The survey found that a significant number of respondents planned to make permanent operational changes in 2021, as a result of their lockdown experience, with nearly half (44%) intending to introduce flexible working, and a further 44% looking at a working from home model.

Jack Harrington, partner and employment lawyer at Pannone Corporate, commented: “The workplace has changed beyond recognition in the last 12 months, with what were sometimes seen previously as peripheral HR issues being brought to the fore as a result of the pandemic. 

“Unsurprisingly, the majority of HR professionals (94%) anticipate an increase in flexible working requests as restrictions are gradually lifted, with nearly half (44%) planning permanent changes to contracts of employment or HR policies, as businesses continue to adjust to the new ways of working that COVID-19 has forced many employers to adopt.”
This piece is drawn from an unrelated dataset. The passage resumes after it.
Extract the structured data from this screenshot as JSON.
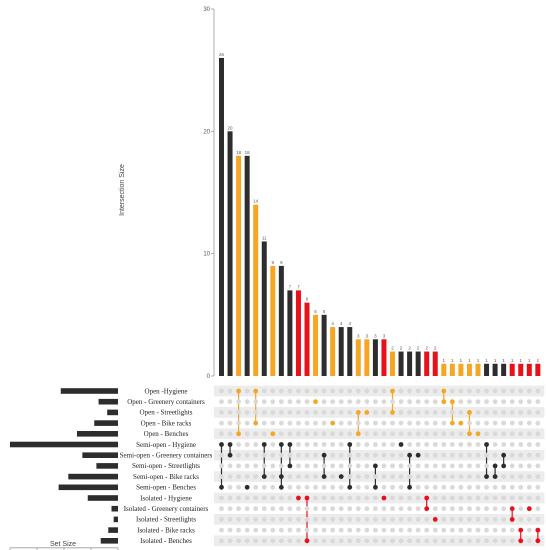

Currently, all employees have the legal right to request flexible working – not just parents and carers. Employees must have worked for the same employer for at least 26 weeks to be eligible for making a ‘statutory application’. However, campaigners, including employment and discrimination barristers Ijeoma Omambala QC and Rebecca Tuck QC, presented their ‘Flexible Working Beyond a Crisis’ report, funded by Sir Robert McAlpine, to the Law Commission last month. This follows a six-year campaign to make flexible working a right for everyone from day one.